First, he hammered the FDIC with a record sanctions award in the long-running case against Maxxam chairman Charles Hurwitz.
Then, he challenged the Enron Task Force’s bludgeoning of a plea bargain from a mid-level former Enron executive.
Now, U.S. District Judge Lynn Hughes accused federal prosecutors of “reckless and conscious indifference” for bringing a fraud charge against Oklahoma lawyer John Claro and said he would award attorney’s fees to Claro under the Hyde Act that provides sanctions for bad-faith prosecutions.
“The charges are a jumble of claims and stray facts,” U.S. District Judge Lynn Hughes said about a health-fraud indictment against John Claro and seven others.

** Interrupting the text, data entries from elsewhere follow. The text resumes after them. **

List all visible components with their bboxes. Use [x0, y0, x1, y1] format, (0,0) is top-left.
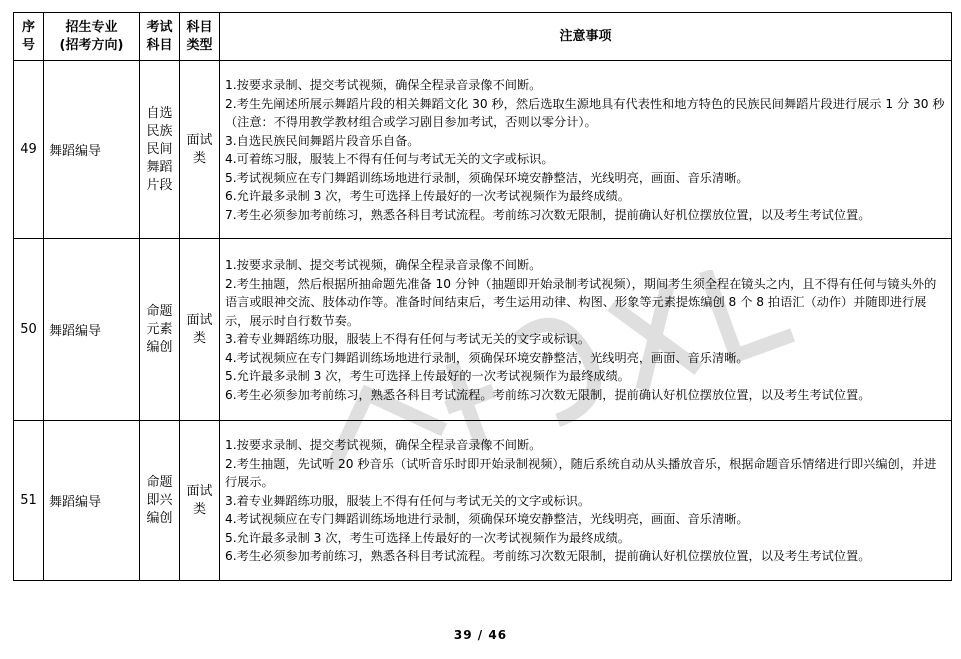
header-subject: [140, 13, 180, 61]
subject-line: 元素: [146, 321, 173, 337]
note-item: 3.着专业舞蹈练功服，服装上不得有任何与考试无关的文字或标识。: [225, 493, 591, 508]
note-item: 7.考生必须参加考前练习，熟悉各科目考试流程。考前练习次数无限制，提前确认好机位摆放位置，以及考生考试位置。: [225, 207, 871, 222]
note-item: 6.考生必须参加考前练习，熟悉各科目考试流程。考前练习次数无限制，提前确认好机位摆放位置，以及考生考试位置。: [225, 387, 871, 402]
row-kind: [180, 239, 220, 421]
row-major: 舞蹈编导: [44, 61, 140, 239]
kind-line: 面试: [186, 483, 213, 499]
note-item: 5.允许最多录制 3 次，考生可选择上传最好的一次考试视频作为最终成绩。: [225, 369, 630, 383]
note-item: 4.考试视频应在专门舞蹈训练场地进行录制，须确保环境安静整洁，光线明亮，画面、音乐清晰。: [225, 350, 749, 365]
note-item: 1.按要求录制、提交考试视频，确保全程录音录像不间断。: [225, 258, 542, 272]
header-number: [14, 13, 44, 61]
row-kind: [180, 61, 220, 239]
row-notes: [220, 239, 952, 421]
note-item: 1.按要求录制、提交考试视频，确保全程录音录像不间断。: [225, 438, 542, 453]
subject-line: 片段: [146, 177, 173, 193]
kind-line: 类: [192, 150, 206, 166]
kind-line: 面试: [186, 132, 213, 148]
header-subject-line-1: 考试: [146, 19, 173, 35]
subject-line: 命题: [146, 303, 173, 319]
row-number: 49: [14, 61, 44, 239]
kind-line: 类: [192, 501, 206, 517]
header-major: [44, 13, 140, 61]
kind-line: 面试: [186, 312, 213, 328]
subject-line: 编创: [146, 510, 173, 526]
note-item: 1.按要求录制、提交考试视频，确保全程录音录像不间断。: [225, 78, 542, 92]
subject-line: 自选: [146, 105, 173, 121]
row-major: 舞蹈编导: [44, 421, 140, 581]
note-item: 2.考生抽题，先试听 20 秒音乐（试听音乐时即开始录制视频），随后系统自动从头播放音乐，根据命题音乐情绪进行即兴编创，并进行展示。: [225, 456, 937, 490]
header-number-line-1: 序: [21, 19, 35, 35]
header-subject-line-2: 科目: [146, 37, 173, 53]
note-item: 3.着专业舞蹈练功服，服装上不得有任何与考试无关的文字或标识。: [225, 332, 591, 346]
header-kind-line-2: 类型: [186, 37, 213, 53]
note-item: 4.考试视频应在专门舞蹈训练场地进行录制，须确保环境安静整洁，光线明亮，画面、音乐清晰。: [225, 512, 749, 527]
note-item: 3.自选民族民间舞蹈片段音乐自备。: [225, 133, 420, 148]
note-item: 5.考试视频应在专门舞蹈训练场地进行录制，须确保环境安静整洁，光线明亮，画面、音乐清晰。: [225, 170, 749, 185]
row-notes: [220, 421, 952, 581]
table-row: [14, 421, 952, 581]
subject-line: 民族: [146, 123, 173, 139]
subject-line: 即兴: [146, 492, 173, 508]
subject-line: 舞蹈: [146, 159, 173, 175]
kind-line: 类: [192, 330, 206, 346]
header-number-line-2: 号: [21, 37, 35, 53]
note-item: 2.考生先阐述所展示舞蹈片段的相关舞蹈文化 30 秒，然后选取生源地具有代表性和地方特色的民族民间舞蹈片段进行展示 1 分 30 秒（注意：不得用教学教材组合或学习剧目参加考试，否则以零分计）。: [225, 96, 945, 129]
row-number: 50: [14, 239, 44, 421]
exam-requirements-table: [13, 12, 952, 581]
row-subject: [140, 239, 180, 421]
header-notes: 注意事项: [220, 13, 952, 61]
table-header-row: [14, 13, 952, 61]
subject-line: 命题: [146, 474, 173, 490]
row-notes: [220, 61, 952, 239]
row-subject: [140, 421, 180, 581]
header-major-line-1: 招生专业: [65, 19, 118, 35]
table-body: [14, 61, 952, 581]
table-row: [14, 61, 952, 239]
row-major: 舞蹈编导: [44, 239, 140, 421]
header-major-line-2: (招考方向): [59, 37, 124, 53]
header-kind: [180, 13, 220, 61]
table-row: [14, 239, 952, 421]
note-item: 5.允许最多录制 3 次，考生可选择上传最好的一次考试视频作为最终成绩。: [225, 530, 630, 545]
subject-line: 编创: [146, 339, 173, 355]
subject-line: 民间: [146, 141, 173, 157]
note-item: 2.考生抽题，然后根据所抽命题先准备 10 分钟（抽题即开始录制考试视频），期间考生须全程在镜头之内，且不得有任何与镜头外的语言或眼神交流、肢体动作等。准备时间结束后，考生运用动律、构图、形象等元素提炼编创 8 个 8 拍语汇（动作）并随即进行展示，展示时自行数节奏。: [225, 276, 937, 328]
page-number: 39 / 46: [453, 628, 508, 642]
header-kind-line-1: 科目: [186, 19, 213, 35]
note-item: 4.可着练习服，服装上不得有任何与考试无关的文字或标识。: [225, 152, 554, 166]
row-subject: [140, 61, 180, 239]
note-item: 6.考生必须参加考前练习，熟悉各科目考试流程。考前练习次数无限制，提前确认好机位摆放位置，以及考生考试位置。: [225, 549, 871, 564]
row-kind: [180, 421, 220, 581]
row-number: 51: [14, 421, 44, 581]
note-item: 6.允许最多录制 3 次，考生可选择上传最好的一次考试视频作为最终成绩。: [225, 189, 630, 203]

Giving short shrift to protests by Assistant U.S. Attorney Vernon Lewis, Hughes allowed Claro to present the court a bill for $327,000, or 1,090 hours at $300 per hour, from Houston attorney Dick DeGuerin.
Grizzled courthouse veterans observed that Claro must have received DeGuerin’s discount rate.
The Chronicle article goes on to explain:
A Houston grand jury issued indictments March 25, 2004, accusing Claro and the others of fraudulently enticing employers to buy health insurance policies administered by offshore companies not licensed to do business in the United States.
In announcing the indictment, then U.S. Attorney Michael Shelby said in a news release, “Today’s indictment brings to light a fraud of unimaginable proportions that victimized thousands of working men and women across the United States and the small businesses that employ them.”
[Judge Hughes] threw out the charges against Claro and the other defendants July 20 [2005] after DeGuerin invoked the Hyde Amendment, a 1997 law that allows a court to award reasonable attorney’s fees and other expenses if a prosecution is found to be “vexatious, frivolous, or in bad faith.”
Judge Hughes has scheduled a May 9th hearing to determine the amount of fees and expenses that he will award in favor of Claro.